Season the flank steak well with half of the salt, and the pepper on both sides. Thinly slice against the grain.
Combine the coconut aminos, lime juice, coconut sugar, and arrowroot in a bowl and whisk well. Set half of the mixture aside, and use the other half to marinate the beef. Set aside.
Using a large pan or wok, heat the avocado oil on medium heat. Cook the cauliflower rice for 5-7 minutes and lightly salt. Remove from the pan when cooked to liking.
Add more avocado oil if needed and cook the broccoli and lightly salt. Cook for 6-7 minutes and set aside.

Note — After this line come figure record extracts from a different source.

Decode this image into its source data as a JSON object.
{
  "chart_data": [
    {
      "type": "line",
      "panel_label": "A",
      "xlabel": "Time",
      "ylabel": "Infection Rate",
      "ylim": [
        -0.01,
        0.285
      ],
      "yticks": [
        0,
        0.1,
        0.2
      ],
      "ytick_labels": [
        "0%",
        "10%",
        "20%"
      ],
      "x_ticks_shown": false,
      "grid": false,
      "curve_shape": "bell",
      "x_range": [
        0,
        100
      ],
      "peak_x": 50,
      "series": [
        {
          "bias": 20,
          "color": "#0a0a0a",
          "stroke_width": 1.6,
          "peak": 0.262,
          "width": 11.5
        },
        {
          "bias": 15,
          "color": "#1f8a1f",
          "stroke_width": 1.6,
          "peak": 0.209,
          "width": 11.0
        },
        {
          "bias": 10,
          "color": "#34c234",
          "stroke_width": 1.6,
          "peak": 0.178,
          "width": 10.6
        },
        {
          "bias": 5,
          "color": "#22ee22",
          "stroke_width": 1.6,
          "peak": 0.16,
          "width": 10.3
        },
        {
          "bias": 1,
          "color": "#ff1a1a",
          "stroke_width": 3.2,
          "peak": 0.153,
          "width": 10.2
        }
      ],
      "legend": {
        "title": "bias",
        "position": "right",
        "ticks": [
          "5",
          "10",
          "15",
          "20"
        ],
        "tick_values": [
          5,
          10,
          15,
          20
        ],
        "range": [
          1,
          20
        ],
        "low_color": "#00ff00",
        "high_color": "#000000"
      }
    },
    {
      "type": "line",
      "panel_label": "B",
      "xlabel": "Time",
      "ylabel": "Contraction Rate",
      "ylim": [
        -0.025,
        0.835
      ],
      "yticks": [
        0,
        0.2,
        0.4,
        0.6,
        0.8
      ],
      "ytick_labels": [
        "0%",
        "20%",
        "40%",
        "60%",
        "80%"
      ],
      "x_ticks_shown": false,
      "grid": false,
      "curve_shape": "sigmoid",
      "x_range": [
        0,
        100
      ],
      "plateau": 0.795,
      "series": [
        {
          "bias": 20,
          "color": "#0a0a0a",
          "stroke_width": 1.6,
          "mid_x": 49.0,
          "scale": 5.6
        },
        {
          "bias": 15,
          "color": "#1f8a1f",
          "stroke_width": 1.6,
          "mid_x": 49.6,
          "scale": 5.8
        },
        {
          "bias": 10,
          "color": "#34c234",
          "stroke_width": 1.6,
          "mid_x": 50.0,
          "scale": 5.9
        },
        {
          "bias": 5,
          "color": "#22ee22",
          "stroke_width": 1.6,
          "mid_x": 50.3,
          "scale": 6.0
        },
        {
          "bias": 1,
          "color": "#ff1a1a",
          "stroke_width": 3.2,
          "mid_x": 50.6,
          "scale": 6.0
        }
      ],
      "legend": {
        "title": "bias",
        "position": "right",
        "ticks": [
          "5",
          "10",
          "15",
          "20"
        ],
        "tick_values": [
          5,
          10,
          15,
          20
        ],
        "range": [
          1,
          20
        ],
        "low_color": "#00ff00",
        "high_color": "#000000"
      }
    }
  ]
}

Add more oil if needed and add the steak slices with the marinade juices to the pan in two batches to avoid overcrowding. Cook for 2-3 minutes on each side or until browned. Set aside.
Add the garlic and ginger to the pan and cook for 2 minutes or until slightly fragrant.
Pour in the remainder of the coconut aminos mixture along with the chicken broth for cook for 2 minutes to allow the sauce to thicken and reduce.
Add the steak slices and broccoli back to the pan and cook for another minute or two to reheat. Top with green onion and sesame seeds at the end.
Assemble 3-4 meal prep containers with cauliflower rice on one side and beef and broccoli on the other.